Conclusions and future work
Conclusion
This article proposes a detailed method for identifying misuse vulnerabilities in cryptographic applications through a structured analysis incorporating static and dynamic techniques. We developed a CFCG and a CFDT to visualize an application’s entire flow of cryptographic function calls, which helps spot security deviations.
Our proposed methodology overcomes the shortcomings of conventional detection methods that typically depend on only static or dynamic analysis, which may overlook indirect calls, dynamic dependencies, or detailed execution paths. Using our integrated approach, we achieved increased path coverage and improved accuracy in identifying cryptographic misuse vulnerabilities. The CFDT structure enabled us to efficiently identify and analyze critical security pathways, boosting the reliability and robustness of the detection process.

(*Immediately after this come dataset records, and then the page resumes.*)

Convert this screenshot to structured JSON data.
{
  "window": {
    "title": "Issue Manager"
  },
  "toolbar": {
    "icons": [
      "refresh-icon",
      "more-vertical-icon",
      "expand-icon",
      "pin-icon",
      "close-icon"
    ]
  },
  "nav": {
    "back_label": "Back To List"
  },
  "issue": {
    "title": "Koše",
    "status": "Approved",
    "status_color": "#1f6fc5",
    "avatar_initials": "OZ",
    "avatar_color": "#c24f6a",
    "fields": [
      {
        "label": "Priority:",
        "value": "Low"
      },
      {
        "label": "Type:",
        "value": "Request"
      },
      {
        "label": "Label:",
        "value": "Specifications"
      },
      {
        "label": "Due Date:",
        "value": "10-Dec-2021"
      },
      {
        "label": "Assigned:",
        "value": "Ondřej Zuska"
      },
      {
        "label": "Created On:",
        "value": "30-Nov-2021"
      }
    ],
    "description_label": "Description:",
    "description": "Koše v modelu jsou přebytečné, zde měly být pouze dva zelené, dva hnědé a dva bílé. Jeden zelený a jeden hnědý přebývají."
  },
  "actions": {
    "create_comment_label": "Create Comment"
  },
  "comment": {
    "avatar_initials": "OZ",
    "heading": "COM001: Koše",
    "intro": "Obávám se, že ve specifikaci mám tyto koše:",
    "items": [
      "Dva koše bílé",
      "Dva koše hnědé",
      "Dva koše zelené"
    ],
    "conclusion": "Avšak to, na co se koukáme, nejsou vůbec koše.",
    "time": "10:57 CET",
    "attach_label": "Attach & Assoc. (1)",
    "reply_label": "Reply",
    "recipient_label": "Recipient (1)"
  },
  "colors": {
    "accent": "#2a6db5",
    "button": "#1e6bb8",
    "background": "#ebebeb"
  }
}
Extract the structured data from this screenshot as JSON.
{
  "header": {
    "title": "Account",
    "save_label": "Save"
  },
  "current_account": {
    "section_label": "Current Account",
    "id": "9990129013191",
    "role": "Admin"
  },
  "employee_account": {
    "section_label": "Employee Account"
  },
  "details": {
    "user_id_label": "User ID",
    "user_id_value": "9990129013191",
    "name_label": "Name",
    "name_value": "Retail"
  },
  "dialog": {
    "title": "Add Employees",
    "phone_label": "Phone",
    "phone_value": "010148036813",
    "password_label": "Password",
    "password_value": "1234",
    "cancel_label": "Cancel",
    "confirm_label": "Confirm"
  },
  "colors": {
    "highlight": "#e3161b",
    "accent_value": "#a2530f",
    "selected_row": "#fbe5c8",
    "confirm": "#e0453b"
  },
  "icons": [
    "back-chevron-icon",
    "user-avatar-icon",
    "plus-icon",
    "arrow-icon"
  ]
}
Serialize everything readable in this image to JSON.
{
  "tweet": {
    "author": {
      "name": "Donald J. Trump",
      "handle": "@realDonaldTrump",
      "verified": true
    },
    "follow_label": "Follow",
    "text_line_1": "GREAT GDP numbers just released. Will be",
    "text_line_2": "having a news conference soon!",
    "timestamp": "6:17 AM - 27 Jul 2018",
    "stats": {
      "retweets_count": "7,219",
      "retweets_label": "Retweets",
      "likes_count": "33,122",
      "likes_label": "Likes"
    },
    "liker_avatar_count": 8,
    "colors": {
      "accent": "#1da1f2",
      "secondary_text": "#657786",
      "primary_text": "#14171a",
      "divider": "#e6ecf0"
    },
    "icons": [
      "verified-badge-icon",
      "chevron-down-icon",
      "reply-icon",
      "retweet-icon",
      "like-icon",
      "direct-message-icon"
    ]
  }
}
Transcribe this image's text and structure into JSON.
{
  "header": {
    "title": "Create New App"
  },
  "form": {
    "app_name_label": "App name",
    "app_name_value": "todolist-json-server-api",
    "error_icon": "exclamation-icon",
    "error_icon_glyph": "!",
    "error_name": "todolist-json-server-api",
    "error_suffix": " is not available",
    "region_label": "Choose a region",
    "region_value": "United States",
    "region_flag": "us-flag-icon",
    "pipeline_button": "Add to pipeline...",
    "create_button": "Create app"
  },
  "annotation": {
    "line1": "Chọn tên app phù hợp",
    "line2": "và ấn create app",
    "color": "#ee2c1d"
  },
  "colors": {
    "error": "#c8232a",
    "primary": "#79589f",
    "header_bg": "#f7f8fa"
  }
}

The experimental evaluation confirmed our algorithm’s effectiveness across various test scenarios, including both legitimate applications and malicious examples. The algorithm successfully determined misuse vulnerabilities across multiple application types, ranging from network communication tools to malware samples, thus offering insights into a broad array of cryptographic function flows. The detection rate was high, with few false positives, indicating that our method can reliably distinguish between secure applications and those at risk of misuse vulnerabilities.

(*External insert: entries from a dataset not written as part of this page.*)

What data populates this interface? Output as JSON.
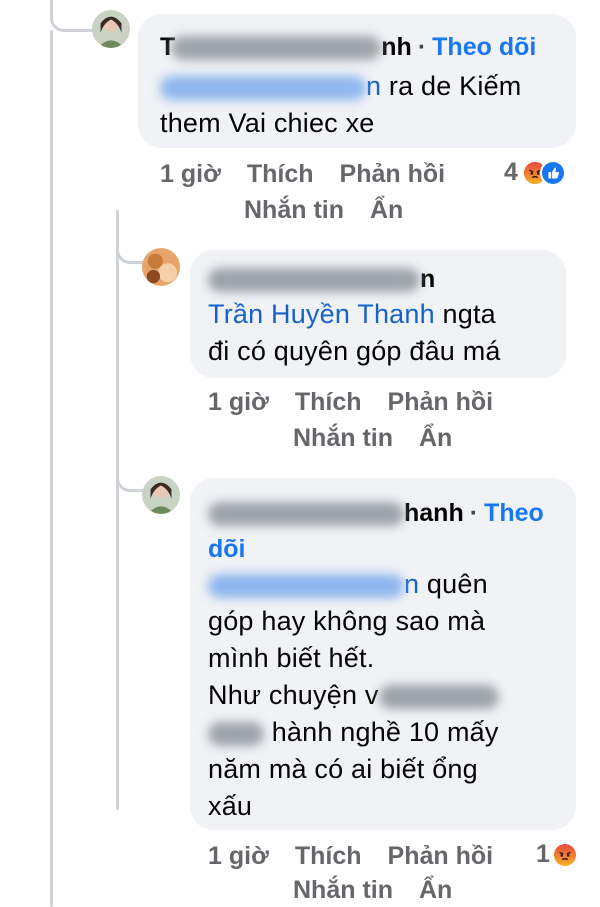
{
  "comment1": {
    "name_visible": "T",
    "name_end": "nh",
    "follow": "Theo dõi",
    "mention_end": "n",
    "text_line1": " ra de Kiếm",
    "text_line2": "them Vai chiec xe",
    "time": "1 giờ",
    "like": "Thích",
    "reply": "Phản hồi",
    "message": "Nhắn tin",
    "hide": "Ẩn",
    "reaction_count": "4"
  },
  "comment2": {
    "name_end": "n",
    "mention": "Trần Huyền Thanh",
    "text_line1": " ngta",
    "text_line2": "đi có quyên góp đâu má",
    "time": "1 giờ",
    "like": "Thích",
    "reply": "Phản hồi",
    "message": "Nhắn tin",
    "hide": "Ẩn"
  },
  "comment3": {
    "name_end": "hanh",
    "follow_part1": "Theo",
    "follow_part2": "dõi",
    "mention_end": "n",
    "line1": " quên",
    "line2": "góp hay không sao mà",
    "line3": "mình biết hết.",
    "line4": "Như chuyện v",
    "line5": " hành nghề 10 mấy",
    "line6": "năm mà có ai biết ổng",
    "line7": "xấu",
    "time": "1 giờ",
    "like": "Thích",
    "reply": "Phản hồi",
    "message": "Nhắn tin",
    "hide": "Ẩn",
    "reaction_count": "1"
  },
  "colors": {
    "follow": "#1877f2",
    "mention": "#1563c7",
    "bubble": "#f0f2f5",
    "meta": "#65676b"
  }
}
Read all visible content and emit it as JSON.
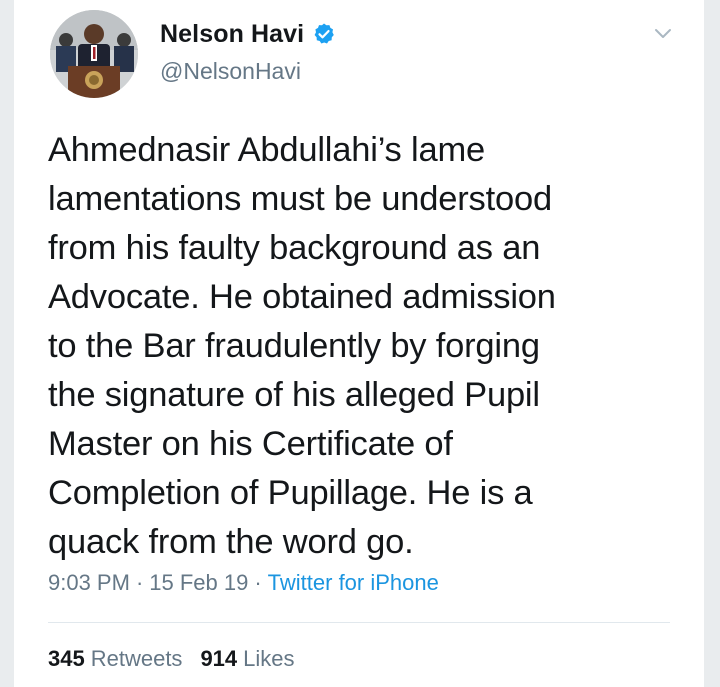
{
  "user": {
    "display_name": "Nelson Havi",
    "handle": "@NelsonHavi",
    "verified_icon": "verified-badge-icon",
    "avatar_icon": "profile-photo"
  },
  "tweet": {
    "text": "Ahmednasir Abdullahi’s lame\nlamentations must be understood\nfrom his faulty background as an\nAdvocate. He obtained admission\nto the Bar fraudulently by forging\nthe signature of his alleged Pupil\nMaster on his Certificate of\nCompletion of Pupillage. He is a\nquack from the word go.",
    "time": "9:03 PM",
    "date": "15 Feb 19",
    "source": "Twitter for iPhone",
    "separator": "·"
  },
  "stats": {
    "retweets_count": "345",
    "retweets_label": "Retweets",
    "likes_count": "914",
    "likes_label": "Likes"
  },
  "colors": {
    "text": "#14171a",
    "muted": "#657786",
    "link": "#1b95e0",
    "verified": "#1da1f2",
    "divider": "#e1e8ed"
  }
}
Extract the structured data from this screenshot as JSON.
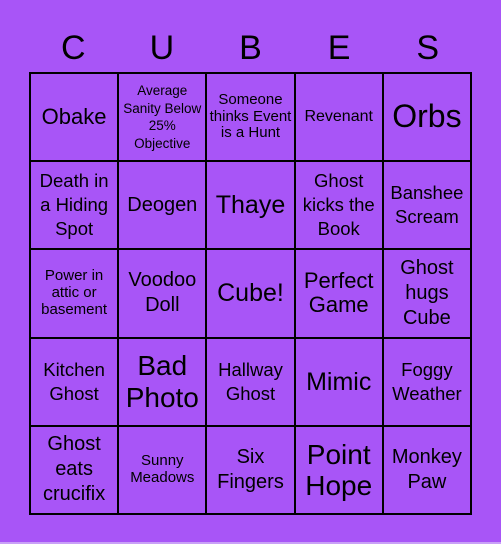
{
  "title_letters": [
    "C",
    "U",
    "B",
    "E",
    "S"
  ],
  "cells": [
    "Obake",
    "Average Sanity Below 25% Objective",
    "Someone thinks Event is a Hunt",
    "Revenant",
    "Orbs",
    "Death in a Hiding Spot",
    "Deogen",
    "Thaye",
    "Ghost kicks the Book",
    "Banshee Scream",
    "Power in attic or basement",
    "Voodoo Doll",
    "Cube!",
    "Perfect Game",
    "Ghost hugs Cube",
    "Kitchen Ghost",
    "Bad Photo",
    "Hallway Ghost",
    "Mimic",
    "Foggy Weather",
    "Ghost eats crucifix",
    "Sunny Meadows",
    "Six Fingers",
    "Point Hope",
    "Monkey Paw"
  ],
  "colors": {
    "background": "#a855f7",
    "grid_lines": "#000000",
    "text": "#000000"
  }
}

Key findings from our research include:
Enhanced vulnerability detection: The implementation of the CFDT provided a structured view of cryptographic functions, allowing for the accurate identification of missing or incorrectly ordered function calls essential for application security.
Broad path coverage with low false positives: By merging static and dynamic analysis, our method captured indirect calls and dynamically loaded functions, minimizing the rate of false positives and establishing the algorithm’s suitability for complex software systems.
Scalability and flexibility: The algorithm’s capability to adapt to various application types and cryptographic libraries demonstrates its potential for widespread application in detecting misuse vulnerabilities across multiple fields.
The proposed methodology presents a practical and dependable solution for enhancing cryptographic security in software applications. This approach can discover vulnerabilities that might remain unnoticed by thoroughly analyzing the flow and sequence of cryptographic function calls, thereby advancing software security standards.
Future work
Looking ahead, there are numerous avenues for future development. Subsequent efforts could focus on extending the algorithm’s adaptability to additional operating systems and cryptographic libraries, thereby widening its application scope. In addition, integrating machine learning techniques could enhance the algorithm’s capability to detect complex patterns of cryptographic misuse, further decreasing false positives and improving detection accuracy. As cybersecurity continues to evolve, we believe that methodologies like ours, which integrate comprehensive analysis with in-depth path validation, will be essential in promoting secure software development practices.
In summary, the detection approach introduced in this study is a valuable resource for safeguarding cryptographic applications from misuse vulnerabilities. By strengthening software with trustworthy cryptographic integrity checks, we can enhance the protection of sensitive data and contribute to a more secure online environment.